22 июня Лжедимитрий дал другую запись, по которой уступал будущему тестю княжества Смоленское и Северское в потомственное владение, но ввиду того что половину Смоленского княжества и шесть городов Северского он обязался уже отдать королю, то вместо этого Мнишек должен был получить из близлежащих областей такое количество городов и земель, доходы с которых равнялись бы доходам с областей, уступленных самозванцем королю.

Сигизмунд, не будучи в состоянии открыто выступить на помощь Лжедимитрию, но желая заручиться содействием наиболее влиятельных панов, разослал им письма, в которых предлагал высказаться, как они смотрят на царевича и на те выгоды, которое получит Речь Посполитая, оказывая ему содействие.

Ответы эти были большею частью неблагоприятны, причем самыми решительными противниками самозванца выступили четверо знаменитейших вельмож: князья Збаражский и Василий (Константин) Острожский, гетман Жолкевский и старый Ян Замойский; последний открыто заявлял, что поддержку мнимого царевича он считает бесчестным и опасным делом, и настаивал, чтобы, во всяком случае, решение этого вопроса отложить до сейма, который должен был собраться в январе 1605 года.

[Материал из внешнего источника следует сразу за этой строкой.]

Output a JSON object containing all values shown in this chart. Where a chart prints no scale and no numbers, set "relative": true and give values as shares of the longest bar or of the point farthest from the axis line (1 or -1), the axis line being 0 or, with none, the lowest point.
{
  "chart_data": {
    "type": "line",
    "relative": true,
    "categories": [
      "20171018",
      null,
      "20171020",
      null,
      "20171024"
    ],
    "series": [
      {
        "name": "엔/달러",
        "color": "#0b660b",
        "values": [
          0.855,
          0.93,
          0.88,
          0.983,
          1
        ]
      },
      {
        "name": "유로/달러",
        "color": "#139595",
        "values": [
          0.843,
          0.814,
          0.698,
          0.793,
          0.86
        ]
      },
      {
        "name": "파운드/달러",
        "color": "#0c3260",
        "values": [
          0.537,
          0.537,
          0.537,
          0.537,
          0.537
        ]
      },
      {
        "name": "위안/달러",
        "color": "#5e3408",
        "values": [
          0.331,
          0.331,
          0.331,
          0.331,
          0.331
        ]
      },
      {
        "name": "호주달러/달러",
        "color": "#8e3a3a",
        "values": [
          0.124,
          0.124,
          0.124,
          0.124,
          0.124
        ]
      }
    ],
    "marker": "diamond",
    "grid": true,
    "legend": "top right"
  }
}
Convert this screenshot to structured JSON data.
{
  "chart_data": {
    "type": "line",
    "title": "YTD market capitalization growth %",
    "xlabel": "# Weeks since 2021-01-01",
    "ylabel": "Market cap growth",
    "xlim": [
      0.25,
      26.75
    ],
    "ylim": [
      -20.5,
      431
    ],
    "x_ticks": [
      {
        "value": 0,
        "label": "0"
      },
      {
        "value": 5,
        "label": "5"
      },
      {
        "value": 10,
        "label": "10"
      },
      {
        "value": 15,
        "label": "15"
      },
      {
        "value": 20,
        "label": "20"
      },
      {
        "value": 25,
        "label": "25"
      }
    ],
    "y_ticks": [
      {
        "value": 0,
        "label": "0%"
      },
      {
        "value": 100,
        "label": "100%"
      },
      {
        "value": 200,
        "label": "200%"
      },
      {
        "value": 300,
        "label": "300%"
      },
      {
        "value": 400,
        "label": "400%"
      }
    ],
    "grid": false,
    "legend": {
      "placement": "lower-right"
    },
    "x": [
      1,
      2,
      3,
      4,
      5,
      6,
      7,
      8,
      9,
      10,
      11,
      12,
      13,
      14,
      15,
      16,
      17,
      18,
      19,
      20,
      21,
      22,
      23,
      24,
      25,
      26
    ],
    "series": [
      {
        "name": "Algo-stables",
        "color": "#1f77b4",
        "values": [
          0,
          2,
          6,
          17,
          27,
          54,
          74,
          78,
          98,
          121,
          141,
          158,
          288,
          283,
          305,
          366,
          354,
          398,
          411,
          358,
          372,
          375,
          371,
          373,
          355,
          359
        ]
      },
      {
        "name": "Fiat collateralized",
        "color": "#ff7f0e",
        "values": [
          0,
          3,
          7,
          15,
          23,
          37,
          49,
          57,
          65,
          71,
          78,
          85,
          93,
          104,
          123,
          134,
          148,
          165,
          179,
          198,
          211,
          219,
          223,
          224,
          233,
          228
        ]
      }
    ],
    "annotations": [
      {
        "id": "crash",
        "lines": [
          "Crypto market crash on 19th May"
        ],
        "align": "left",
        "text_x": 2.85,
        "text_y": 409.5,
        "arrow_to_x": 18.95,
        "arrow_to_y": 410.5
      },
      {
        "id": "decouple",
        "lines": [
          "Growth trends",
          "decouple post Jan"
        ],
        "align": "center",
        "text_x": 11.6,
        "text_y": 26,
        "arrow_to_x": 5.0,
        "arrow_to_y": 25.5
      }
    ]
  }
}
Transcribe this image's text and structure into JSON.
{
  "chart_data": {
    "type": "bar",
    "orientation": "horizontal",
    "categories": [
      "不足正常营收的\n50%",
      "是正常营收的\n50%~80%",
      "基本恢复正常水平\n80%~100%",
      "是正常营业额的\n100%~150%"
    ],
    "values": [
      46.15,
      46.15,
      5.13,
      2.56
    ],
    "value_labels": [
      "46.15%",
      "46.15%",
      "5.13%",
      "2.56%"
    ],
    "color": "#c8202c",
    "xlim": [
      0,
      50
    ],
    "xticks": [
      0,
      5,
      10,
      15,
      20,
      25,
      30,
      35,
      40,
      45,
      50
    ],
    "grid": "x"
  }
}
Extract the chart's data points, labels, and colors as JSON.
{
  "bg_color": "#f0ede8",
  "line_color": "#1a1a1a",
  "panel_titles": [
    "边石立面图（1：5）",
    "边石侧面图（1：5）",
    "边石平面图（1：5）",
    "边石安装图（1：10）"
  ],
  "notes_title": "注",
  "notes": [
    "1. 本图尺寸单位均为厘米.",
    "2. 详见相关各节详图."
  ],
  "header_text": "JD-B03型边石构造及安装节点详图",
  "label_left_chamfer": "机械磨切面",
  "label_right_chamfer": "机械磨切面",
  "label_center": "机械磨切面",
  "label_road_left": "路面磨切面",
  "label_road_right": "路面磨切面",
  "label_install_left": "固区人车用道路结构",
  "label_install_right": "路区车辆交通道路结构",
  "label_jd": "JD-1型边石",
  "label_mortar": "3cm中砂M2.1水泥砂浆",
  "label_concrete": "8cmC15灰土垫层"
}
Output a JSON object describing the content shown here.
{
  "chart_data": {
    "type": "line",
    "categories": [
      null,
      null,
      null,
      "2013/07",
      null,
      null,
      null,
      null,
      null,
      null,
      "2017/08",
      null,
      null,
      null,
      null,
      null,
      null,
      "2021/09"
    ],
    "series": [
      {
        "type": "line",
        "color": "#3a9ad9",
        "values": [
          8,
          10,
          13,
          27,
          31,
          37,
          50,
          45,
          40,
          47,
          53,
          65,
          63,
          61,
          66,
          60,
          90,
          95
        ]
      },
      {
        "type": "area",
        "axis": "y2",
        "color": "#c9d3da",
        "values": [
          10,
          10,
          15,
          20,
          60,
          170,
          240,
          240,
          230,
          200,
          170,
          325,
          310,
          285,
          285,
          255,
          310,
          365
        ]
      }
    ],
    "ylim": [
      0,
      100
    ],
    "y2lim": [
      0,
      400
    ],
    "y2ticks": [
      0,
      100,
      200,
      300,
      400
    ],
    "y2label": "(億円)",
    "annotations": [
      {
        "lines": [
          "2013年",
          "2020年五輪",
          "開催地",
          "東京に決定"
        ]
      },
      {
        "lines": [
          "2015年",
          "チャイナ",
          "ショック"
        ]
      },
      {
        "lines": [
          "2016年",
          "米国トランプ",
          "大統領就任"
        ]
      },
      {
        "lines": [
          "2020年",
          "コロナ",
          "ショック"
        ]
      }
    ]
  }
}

Еще более решительно, чем Ян Замойский, высказался против самозванца на сейме великий канцлер литовский Лев Сапега; он говорил, что не верит в подлинность Димитрия, и настаивал, что поддержка его нарушает договор с Москвой, скрепленный клятвами. Имеются, однако, данные, что Лев Сапега не был искренен в своей речи и тайно поддерживал названного царевича, находясь под сильным влиянием иезуитов.

Скоро в Западной Европе появилось печатное произведение на итальянском языке, тотчас же переведенное на немецкий, латинский, французский и испанский языки, в коем приводился тот же рассказ, который повторял и Отрепьев, о жизни царевича Димитрия и чудесном его спасении близким ему благодетелем от руки убийц Бориса. Произведение это принадлежало перу некоего Бареццо Барецци, за каковым именем скрывался наш старый знакомый – иезуит Антоний Поссевин, проживавший в то время в Венеции. «Четвертую бо часть всея вселенныя, всю Европию, в два лета посланьми своими (Расстрига) прельсти; и Папа же Римский всему Западу о нем восписа…» – говорит Авраамий Палицын.

Вести о появлении Лжедимитрия, конечно, ужаснули Бориса. Первым его делом было скрыть их от народа, для чего, под предлогом предупредить занесение заразы из Литовского государства, по всем дорогам, шедшим из него, были устроены крепкие пограничные заставы, с целью перехватывать все идущие из Литвы вести о самозванце.

Мера эта, разумеется, оказалась недействительной. Слухи о появлении царевича Димитрия проникали со всех сторон в народ, несмотря на то, что уличенных в их распространении подвергали страшным пыткам и обрекали на жестокую смерть вместе со всеми родными.